Но дело может быть и не в разнице между мужчинами и женщинами, бывает так, что человек, который в детстве и юности тяготел к консерватизму, потом эволюционирует в сторону более свободных воззрений, и наоборот. А хулиганы и бунтари погружаются в религию. Так и произошло с Джудом и Сью. Консерватизм для него – уже пройденный этап, он его перерос, а для нее это – новизна.

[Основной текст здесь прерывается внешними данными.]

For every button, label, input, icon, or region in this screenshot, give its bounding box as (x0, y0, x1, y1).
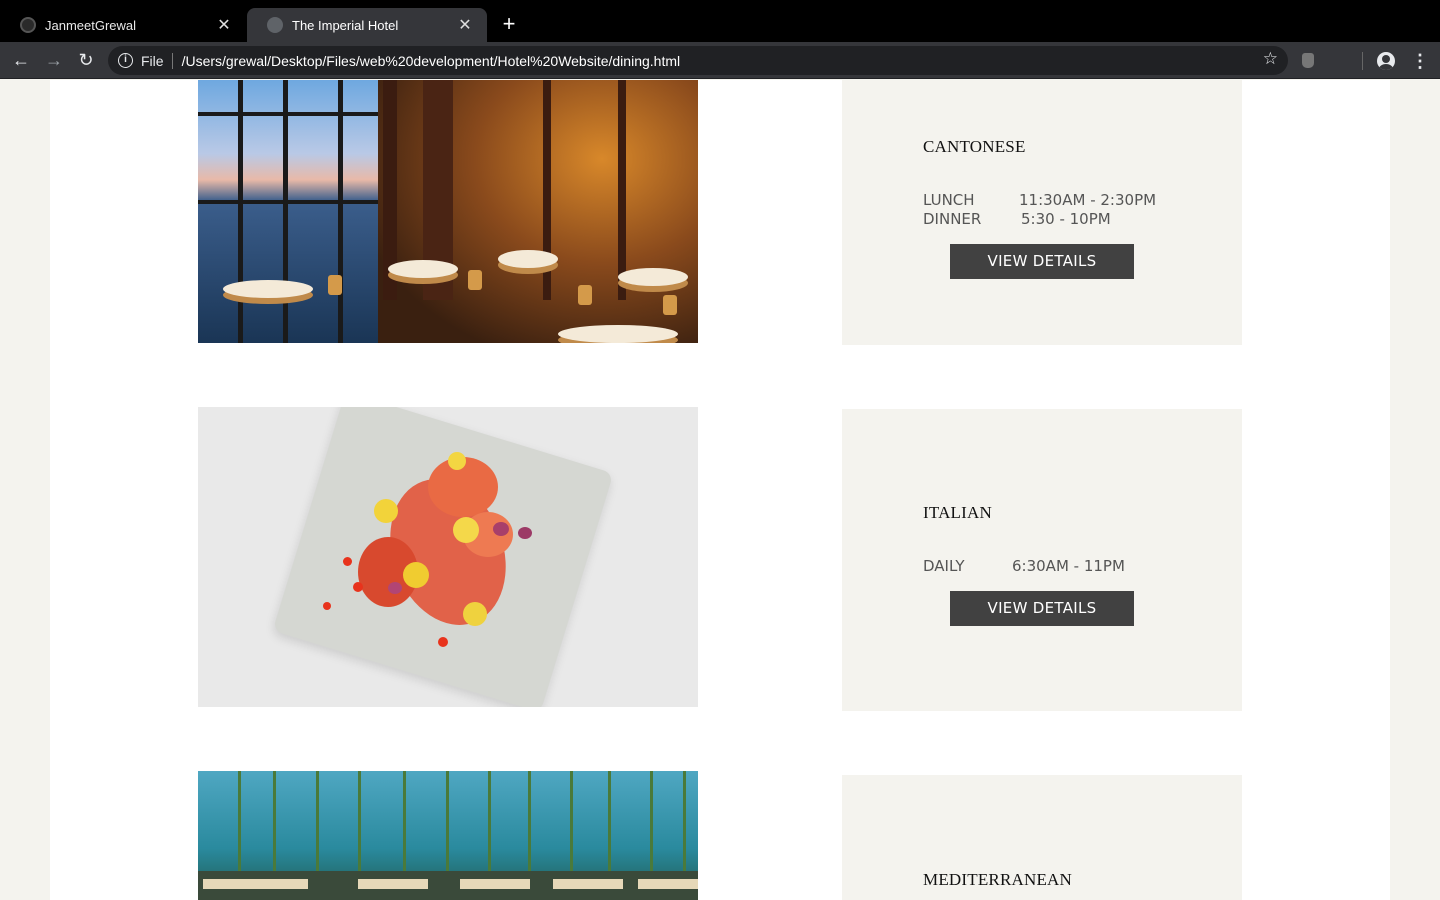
address-scheme: File (141, 52, 164, 69)
browser-toolbar: ← → ↻ i File /Users/grewal/Desktop/Files… (0, 42, 1440, 79)
restaurant-name: MEDITERRANEAN (923, 870, 1072, 889)
hours-time: 11:30AM - 2:30PM (1019, 191, 1157, 209)
globe-icon (267, 17, 283, 33)
tab-title: The Imperial Hotel (292, 17, 399, 33)
close-icon[interactable]: ✕ (457, 15, 473, 35)
mediterranean-atrium-photo (198, 771, 698, 900)
extension-icon[interactable] (1302, 53, 1314, 68)
opening-hours: DAILY 6:30AM - 11PM (923, 557, 1125, 576)
cantonese-restaurant-photo (198, 80, 698, 343)
tab-janmeetgrewal[interactable]: JanmeetGrewal ✕ (0, 8, 246, 42)
hours-label: DAILY (923, 557, 965, 575)
restaurant-card-mediterranean: MEDITERRANEAN (842, 775, 1242, 900)
tab-title: JanmeetGrewal (45, 17, 137, 33)
hours-label: LUNCH (923, 191, 975, 209)
address-separator (171, 52, 173, 69)
hours-label: DINNER (923, 210, 982, 228)
hours-row: DAILY 6:30AM - 11PM (923, 557, 1125, 576)
page-viewport[interactable]: CANTONESE LUNCH 11:30AM - 2:30PM DINNER … (0, 80, 1440, 900)
toolbar-divider (1362, 52, 1363, 70)
address-url[interactable]: /Users/grewal/Desktop/Files/web%20develo… (182, 53, 681, 69)
star-icon[interactable]: ☆ (1263, 49, 1278, 69)
restaurant-card-italian: ITALIAN DAILY 6:30AM - 11PM VIEW DETAILS (842, 409, 1242, 711)
view-details-button[interactable]: VIEW DETAILS (950, 244, 1134, 279)
restaurant-name: CANTONESE (923, 137, 1026, 156)
github-icon (20, 17, 36, 33)
tab-imperial-hotel[interactable]: The Imperial Hotel ✕ (247, 8, 487, 42)
reload-icon[interactable]: ↻ (75, 49, 97, 71)
plus-icon[interactable]: + (498, 12, 520, 36)
close-icon[interactable]: ✕ (216, 15, 232, 35)
italian-dish-photo (198, 407, 698, 707)
restaurant-name: ITALIAN (923, 503, 992, 522)
opening-hours: LUNCH 11:30AM - 2:30PM DINNER 5:30 - 10P… (923, 191, 1156, 229)
browser-tab-bar: JanmeetGrewal ✕ The Imperial Hotel ✕ + (0, 0, 1440, 42)
dining-content: CANTONESE LUNCH 11:30AM - 2:30PM DINNER … (50, 80, 1390, 900)
hours-row: DINNER 5:30 - 10PM (923, 210, 1156, 229)
profile-icon[interactable] (1377, 52, 1395, 70)
hours-time: 5:30 - 10PM (1021, 210, 1111, 228)
hours-time: 6:30AM - 11PM (1012, 557, 1125, 575)
address-bar[interactable]: i File /Users/grewal/Desktop/Files/web%2… (108, 46, 1288, 75)
hours-row: LUNCH 11:30AM - 2:30PM (923, 191, 1156, 210)
view-details-button[interactable]: VIEW DETAILS (950, 591, 1134, 626)
kebab-menu-icon[interactable]: ⋮ (1411, 51, 1429, 71)
arrow-right-icon[interactable]: → (43, 49, 65, 71)
arrow-left-icon[interactable]: ← (10, 49, 32, 71)
window-city-view (198, 80, 388, 343)
restaurant-card-cantonese: CANTONESE LUNCH 11:30AM - 2:30PM DINNER … (842, 80, 1242, 345)
info-icon[interactable]: i (118, 53, 133, 68)
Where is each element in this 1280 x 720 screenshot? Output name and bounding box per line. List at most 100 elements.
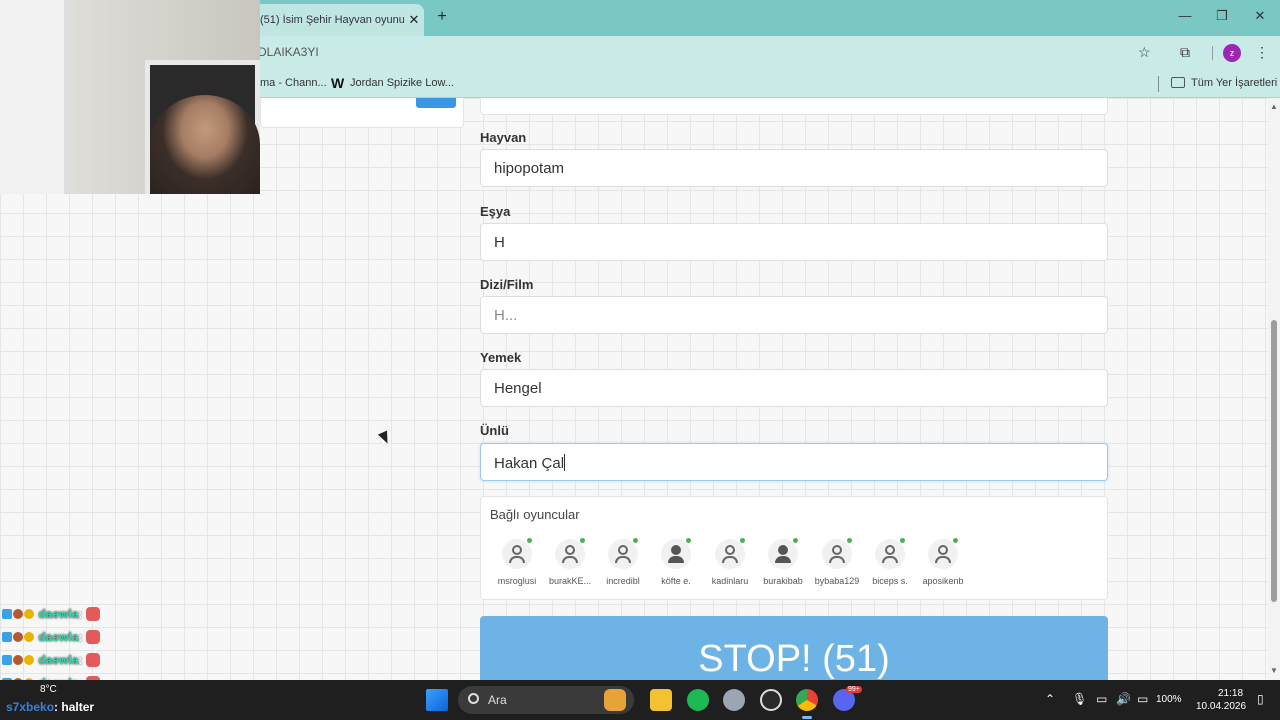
- profile-avatar[interactable]: z: [1223, 44, 1241, 62]
- chat-colon: :: [78, 653, 83, 667]
- badge-icon: [2, 632, 12, 642]
- player-item[interactable]: burakKE...: [542, 538, 598, 586]
- unlu-input-value: Hakan Çal: [494, 455, 565, 472]
- menu-kebab-icon[interactable]: ⋮: [1255, 44, 1269, 61]
- user-icon: [715, 538, 745, 569]
- clock-time[interactable]: 21:18: [1218, 688, 1243, 699]
- chat-bottom-line: s7xbeko: halter: [6, 700, 94, 714]
- minimize-button[interactable]: —: [1175, 8, 1195, 23]
- dizi-film-input[interactable]: H...: [480, 296, 1108, 334]
- esya-input[interactable]: H: [480, 223, 1108, 261]
- chat-username: daewla: [38, 607, 79, 621]
- browser-tab-active[interactable]: (51) İsim Şehir Hayvan oyununa ✕: [252, 4, 424, 36]
- windows-taskbar: Ara 99+ ⌃ 🎙 ▭ 🔊 ▭ 100% 21:18 10.04.2026 …: [0, 680, 1280, 720]
- scroll-up-icon[interactable]: ▲: [1270, 102, 1278, 111]
- obs-icon[interactable]: [760, 689, 782, 711]
- chat-line: daewla:: [2, 630, 101, 648]
- emote-icon: [86, 630, 101, 644]
- discord-badge: 99+: [846, 686, 862, 693]
- chrome-icon[interactable]: [796, 689, 818, 711]
- chat-bottom-message: : halter: [54, 700, 95, 714]
- all-bookmarks-link[interactable]: Tüm Yer İşaretleri: [1191, 77, 1277, 89]
- spotify-icon[interactable]: [687, 689, 709, 711]
- network-icon[interactable]: ▭: [1096, 692, 1107, 706]
- side-card-button[interactable]: [416, 98, 456, 108]
- file-explorer-icon[interactable]: [650, 689, 672, 711]
- player-item[interactable]: bybaba129: [809, 538, 865, 586]
- unlu-input[interactable]: Hakan Çal: [480, 443, 1108, 481]
- scroll-thumb[interactable]: [1271, 320, 1277, 602]
- field-label-yemek: Yemek: [480, 350, 522, 365]
- player-name: incredibl: [606, 576, 640, 586]
- emote-icon: [86, 653, 101, 667]
- search-label: Ara: [488, 693, 507, 707]
- extensions-icon[interactable]: ⧉: [1180, 44, 1190, 61]
- user-icon: [875, 538, 905, 569]
- player-item[interactable]: kadinlaru: [702, 538, 758, 586]
- player-item[interactable]: burakibab: [755, 538, 811, 586]
- scroll-down-icon[interactable]: ▼: [1270, 666, 1278, 675]
- webcam-person: [150, 95, 260, 194]
- maximize-button[interactable]: ❐: [1212, 8, 1232, 24]
- search-icon: [468, 693, 479, 704]
- volume-icon[interactable]: 🔊: [1116, 692, 1131, 706]
- chat-colon: :: [78, 607, 83, 621]
- tab-close-icon[interactable]: ✕: [404, 12, 424, 28]
- url-text[interactable]: DLAIKA3YI: [258, 45, 319, 59]
- field-label-dizi-film: Dizi/Film: [480, 277, 534, 292]
- page-scrollbar[interactable]: ▲ ▼: [1268, 98, 1280, 680]
- user-icon: [502, 538, 532, 569]
- webcam-window: [0, 0, 70, 194]
- player-name: msroglusi: [497, 576, 537, 586]
- badge-icon: [24, 632, 34, 642]
- notification-icon[interactable]: ▯: [1257, 692, 1264, 706]
- weather-temp: 8°C: [40, 684, 57, 695]
- player-item[interactable]: incredibl: [595, 538, 651, 586]
- bookmark-item[interactable]: Jordan Spizike Low...: [350, 77, 454, 89]
- yemek-input[interactable]: Hengel: [480, 369, 1108, 407]
- hayvan-input[interactable]: hipopotam: [480, 149, 1108, 187]
- field-label-hayvan: Hayvan: [480, 130, 527, 145]
- player-name: bybaba129: [814, 576, 860, 586]
- field-label-unlu: Ünlü: [480, 423, 509, 438]
- online-dot-icon: [793, 538, 798, 543]
- user-icon: [608, 538, 638, 569]
- online-dot-icon: [740, 538, 745, 543]
- battery-icon[interactable]: ▭: [1137, 692, 1148, 706]
- field-label-esya: Eşya: [480, 204, 511, 219]
- player-item[interactable]: msroglusi: [489, 538, 545, 586]
- chat-bottom-user: s7xbeko: [6, 700, 55, 714]
- badge-icon: [13, 632, 23, 642]
- chat-username: daewla: [38, 630, 79, 644]
- badge-icon: [13, 655, 23, 665]
- widget-icon[interactable]: [604, 689, 626, 711]
- clock-date[interactable]: 10.04.2026: [1196, 701, 1246, 712]
- player-name: kadinlaru: [711, 576, 749, 586]
- bookmark-star-icon[interactable]: ☆: [1138, 44, 1151, 61]
- chat-line: daewla:: [2, 607, 101, 625]
- microphone-icon[interactable]: 🎙: [1072, 692, 1087, 706]
- previous-field[interactable]: [480, 98, 1108, 115]
- chat-line: daewla:: [2, 653, 101, 671]
- bookmark-item[interactable]: ma - Chann...: [260, 77, 327, 89]
- badge-icon: [24, 655, 34, 665]
- player-name: biceps s.: [872, 576, 908, 586]
- badge-icon: [24, 609, 34, 619]
- toolbar-divider: [1212, 46, 1213, 60]
- badge-icon: [13, 609, 23, 619]
- player-item[interactable]: aposikenb: [915, 538, 971, 586]
- stop-button[interactable]: STOP! (51): [480, 616, 1108, 680]
- new-tab-button[interactable]: +: [432, 8, 452, 26]
- start-icon[interactable]: [426, 689, 448, 711]
- settings-gear-icon[interactable]: [723, 689, 745, 711]
- online-dot-icon: [633, 538, 638, 543]
- online-dot-icon: [953, 538, 958, 543]
- bookmark-divider: [1158, 76, 1159, 92]
- window-close-button[interactable]: ✕: [1250, 8, 1270, 24]
- player-item[interactable]: biceps s.: [862, 538, 918, 586]
- player-item[interactable]: köfte e.: [648, 538, 704, 586]
- chevron-up-icon[interactable]: ⌃: [1045, 692, 1055, 706]
- player-name: aposikenb: [922, 576, 964, 586]
- online-dot-icon: [686, 538, 691, 543]
- mouse-cursor-icon: [377, 430, 393, 446]
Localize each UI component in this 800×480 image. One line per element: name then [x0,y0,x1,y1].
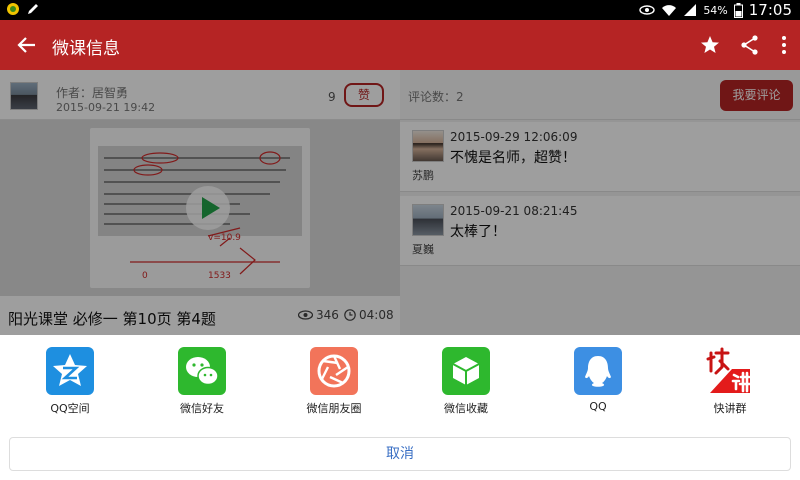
share-qq[interactable]: QQ [548,347,648,413]
qzone-icon [46,347,94,395]
share-label: 微信收藏 [444,402,488,415]
share-label: QQ空间 [50,402,90,415]
wechat-icon [178,347,226,395]
share-wechat-friend[interactable]: 微信好友 [152,347,252,416]
share-sheet: QQ空间 微信好友 微信朋友圈 微信收藏 QQ 快讲群 取消 [0,335,800,480]
share-wechat-moments[interactable]: 微信朋友圈 [284,347,384,416]
battery-icon [733,2,743,18]
qq-icon [574,347,622,395]
battery-percent: 54% [703,3,728,17]
share-label: 快讲群 [713,402,747,415]
page-title: 微课信息 [52,39,120,59]
kuaijiang-icon [706,347,754,395]
moments-icon [310,347,358,395]
favorites-icon [442,347,490,395]
wifi-icon [662,5,677,16]
share-kuaijiang-group[interactable]: 快讲群 [680,347,780,416]
share-qzone[interactable]: QQ空间 [20,347,120,416]
share-icon[interactable] [738,33,762,57]
app-bar: 微课信息 [0,20,800,70]
more-options-icon[interactable] [772,33,796,57]
star-icon[interactable] [698,33,722,57]
modal-scrim[interactable] [0,70,800,335]
pencil-icon [28,4,38,14]
clock: 17:05 [748,1,792,19]
share-label: 微信朋友圈 [306,402,362,415]
share-wechat-favorites[interactable]: 微信收藏 [416,347,516,416]
signal-icon [684,4,697,16]
share-label: 微信好友 [180,402,224,415]
cancel-button[interactable]: 取消 [9,437,791,471]
status-bar: 54% 17:05 [0,0,800,20]
eye-icon [639,5,656,15]
app-notification-icon [7,3,19,15]
share-label: QQ [589,400,607,413]
back-arrow-icon[interactable] [14,32,40,58]
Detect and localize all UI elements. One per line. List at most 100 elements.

Арабелла, первая жена Джуда, всегда присутствовала на заднем плане повествования как напоминание о его чувственности, о том, что, возможно, чисто физически она ему подходила больше, чем утонченная Сью, в отношениях с которой полная гармония у него так и не установилась даже в лучший период. Эта простая женщина испытывала к нему влечение, совершенно не понимая его духовные искания. Поэтому связь с первой женой в этом романе важна. В идеале возлюбленная Джуда – это соединение Арабеллы и Сью. Темперамента первой и внутреннего мира второй.

В конце романа их венчание напоминает фарс. И в момент смерти тридцатилетнего Джуда именно она рядом с ним – та жена, которую признавала церковь.  Арабелла,  поняв, что заключила невыгодную сделку, нетерпеливо ждет, когда умрет ее муж, чтобы подцепить другого.

Джуд, умирая, шепчет: «Да сгинет день, в который я родился, и ночь, в которую сказано: «Зачался человек!» Это говорит о полнейшем отчаянии, с точки зрения церкви уныние – один из самых тяжких грехов. Но он не боялся ни Страшного Суда, ни ада. Чувство к Сью было сильнее любого страха, и самым глубоким разочарованием Джуда оказалось то, что у нее это не так.

Критики той эпохи так нападали на автора, что он после публикации романа «Джуд Незаметный» вообще перестал писать. Создав шедевр мировой литературы, который позже был признан таковым. Лучше всего о книге говорит сам Томас Гарди: «Художник всегда дорого расплачивается за раскрытие трагического конфликта, состоящего в вынужденном приспособлении естественных склонностей человека к обветшалым докучным шаблонам, которые ему тесны».